When you read, you have more to say.

You connect seemingly unrelated dots.

Never, ever, ever underestimate the importance of feeding your brain.

I read, I listen to podcasts and such, and also watch seminars, speeches, or documentaries. I try to absorb as much information as possible.

That’s my list. What about you?

What are some things you wished you’d done to speed up your success on blogging?

Cristian Mihai

Became Internet famous by the age of 23. Never recovered. I write short author bios all over the web. I’m an acquired taste. Don’t like me? Acquire some taste.

64 thoughts on “Things I Wish I Had Known About Blogging3 min read

  1. Thanks for imparting such knowledge. It’s very useful for inexperienced bloggers like me who are struggling to make a following in their blog.

  2. I started out posting extracts from my novel, but now that’s done, will post about craft, courses that have helped me and I want to do a monthly blog about pitching. Following some technical difficulties, I will be getting back on the blogging wagon after a short hiatus.

  3. Great post. I am just starting out (a few months in) and learning all the time. You are right about feedback. I have started to engage more with other bloggers as I think comments can help feed ideas, create discussion and make blogs more interactive. Hopefully this helps with my own one. Thanks for sharing.

  4. I just started blogging and #1 was helpful, “no feedback is also feedback. Possibly the worst kind of feedback.”

  5. It amazes me how you always post something and my brain literally goes “Damn it I wish I paid more attention to that!”. Your posts are always insightful and sometimes I’ll see things from very different perspectives to the ones I normally use.
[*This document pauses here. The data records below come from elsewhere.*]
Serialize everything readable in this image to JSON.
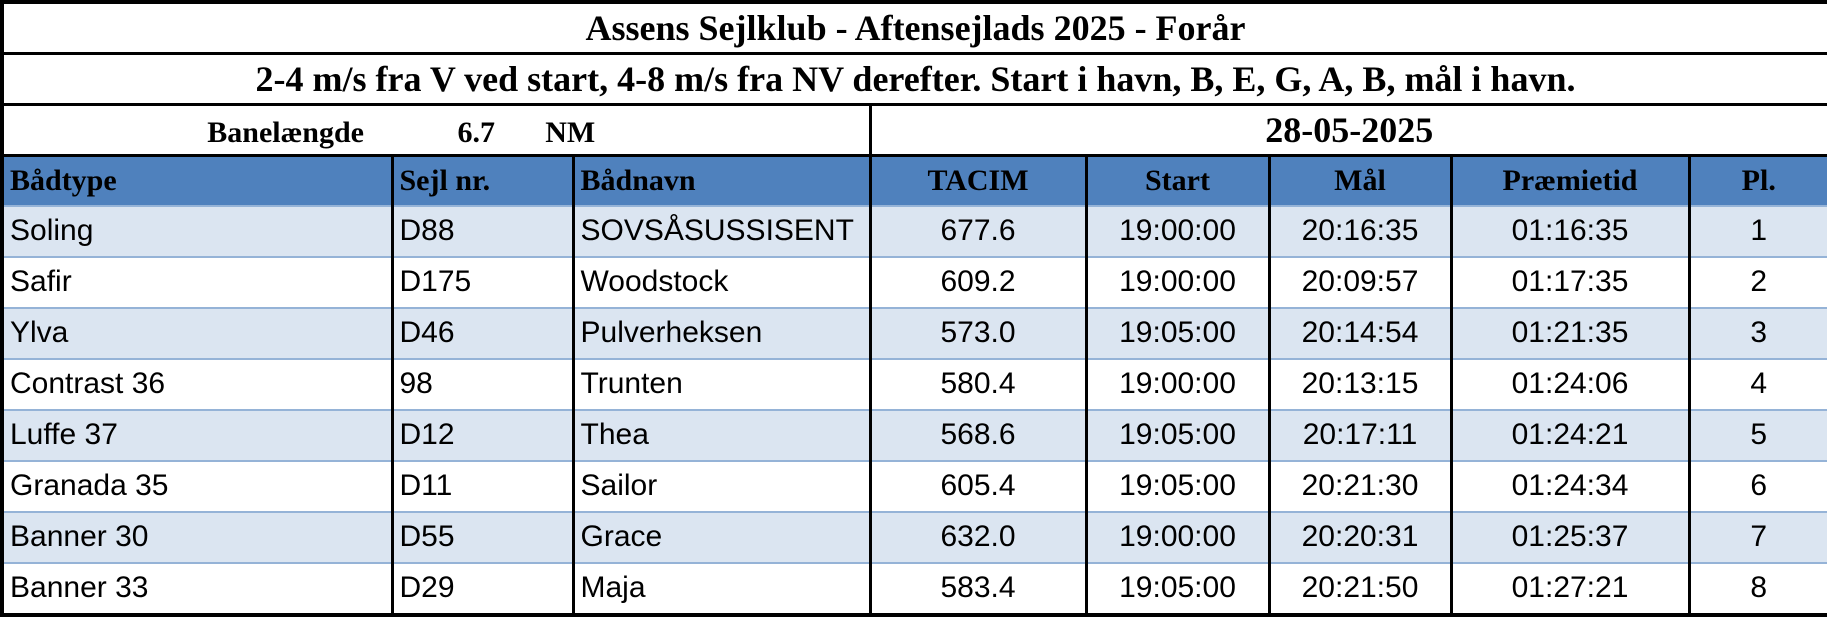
{
  "header": {
    "title": "Assens Sejlklub - Aftensejlads 2025 - Forår",
    "subtitle": "2-4 m/s fra V ved start, 4-8 m/s fra NV derefter. Start i havn, B, E, G, A, B, mål i havn.",
    "course_label": "Banelængde",
    "course_length": "6.7",
    "course_unit": "NM",
    "date": "28-05-2025"
  },
  "table": {
    "columns": [
      "Bådtype",
      "Sejl nr.",
      "Bådnavn",
      "TACIM",
      "Start",
      "Mål",
      "Præmietid",
      "Pl."
    ],
    "rows": [
      [
        "Soling",
        "D88",
        "SOVSÅSUSSISENT",
        "677.6",
        "19:00:00",
        "20:16:35",
        "01:16:35",
        "1"
      ],
      [
        "Safir",
        "D175",
        "Woodstock",
        "609.2",
        "19:00:00",
        "20:09:57",
        "01:17:35",
        "2"
      ],
      [
        "Ylva",
        "D46",
        "Pulverheksen",
        "573.0",
        "19:05:00",
        "20:14:54",
        "01:21:35",
        "3"
      ],
      [
        "Contrast 36",
        "98",
        "Trunten",
        "580.4",
        "19:00:00",
        "20:13:15",
        "01:24:06",
        "4"
      ],
      [
        "Luffe 37",
        "D12",
        "Thea",
        "568.6",
        "19:05:00",
        "20:17:11",
        "01:24:21",
        "5"
      ],
      [
        "Granada 35",
        "D11",
        "Sailor",
        "605.4",
        "19:05:00",
        "20:21:30",
        "01:24:34",
        "6"
      ],
      [
        "Banner 30",
        "D55",
        "Grace",
        "632.0",
        "19:00:00",
        "20:20:31",
        "01:25:37",
        "7"
      ],
      [
        "Banner 33",
        "D29",
        "Maja",
        "583.4",
        "19:05:00",
        "20:21:50",
        "01:27:21",
        "8"
      ]
    ]
  }
}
    The one thing I wish I’d prepared myself for before starting a blog is the constant need for consistency. Posting regularly, posting things that matter, posting to the audience that views the work all the while trying to stay in tip-top shape for any and everything life might throw at me. Trying to finish my degree, get a job and follow my dreams while blogging as much as possible… It’s hard. But it’s doable as well so…

    1. The issue with consistency is the following: we often try to post at 100% capacity. Try posting less than your maximum output. A lot less. In other words, choose consistency over frequency, quality over quantity.
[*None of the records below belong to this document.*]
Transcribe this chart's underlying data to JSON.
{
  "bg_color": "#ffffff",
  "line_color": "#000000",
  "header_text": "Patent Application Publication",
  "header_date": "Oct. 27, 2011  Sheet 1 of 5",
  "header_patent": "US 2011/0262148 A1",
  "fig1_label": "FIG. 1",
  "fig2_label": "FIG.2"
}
  6. Thank you for this post! It is very helpful. In regards to social media, have you experimented with Pinterest? Heard it might be a potential gold mine of sorts for readers.

  7. This is such a great blog !! Getting to engage with other blogger as such a great impact on me and my blog !

  8. Thanks for ypur advice. I’m still testing my niche and trying to build consistency. One thing i found out though is bu creating a series or a list you have to report on week in and week out helps build consistency because i dont have to think about what I’m going to write about. My audience knows some what what to expect.

    Always apreciate your insight.

    Ps you used the wrong “now” in your article. What is your first language btw.

  9. I agree with this 100%. I will also add posting on consistent basis with quality content to be another essential component. However, I do believe that you can just blog because you want to and enjoy it as a form of self expression without having a goal to increase your following to thousands and thousands of persons.

  10. I am so thankful that I get to read your post, I am just beginning to write & blog and this really helps & I got alot of pointers! More power and continue to write & to inspire others like me! 🙂

  11. It’s inspiring that you started a blog without a full command of the English language because it wasn’t your native tongue. It shows that you have strong self-belief AND determination/intent. I haven’t been engaging with others bloggers. Therefore, my work has been published into the “VOID.” Thanks for reminding me.

  12. I started my first blog 10-11 years ago and I wish that I’ve kept it, instead I struggled for years to find my niche, since I am passionate about so many things. I would have loved to still write on my first blog, and see the development, and for others to experience my journey with me, because man…these past ten years have been so interesting, and I’ve learned so much. LOL. Great post!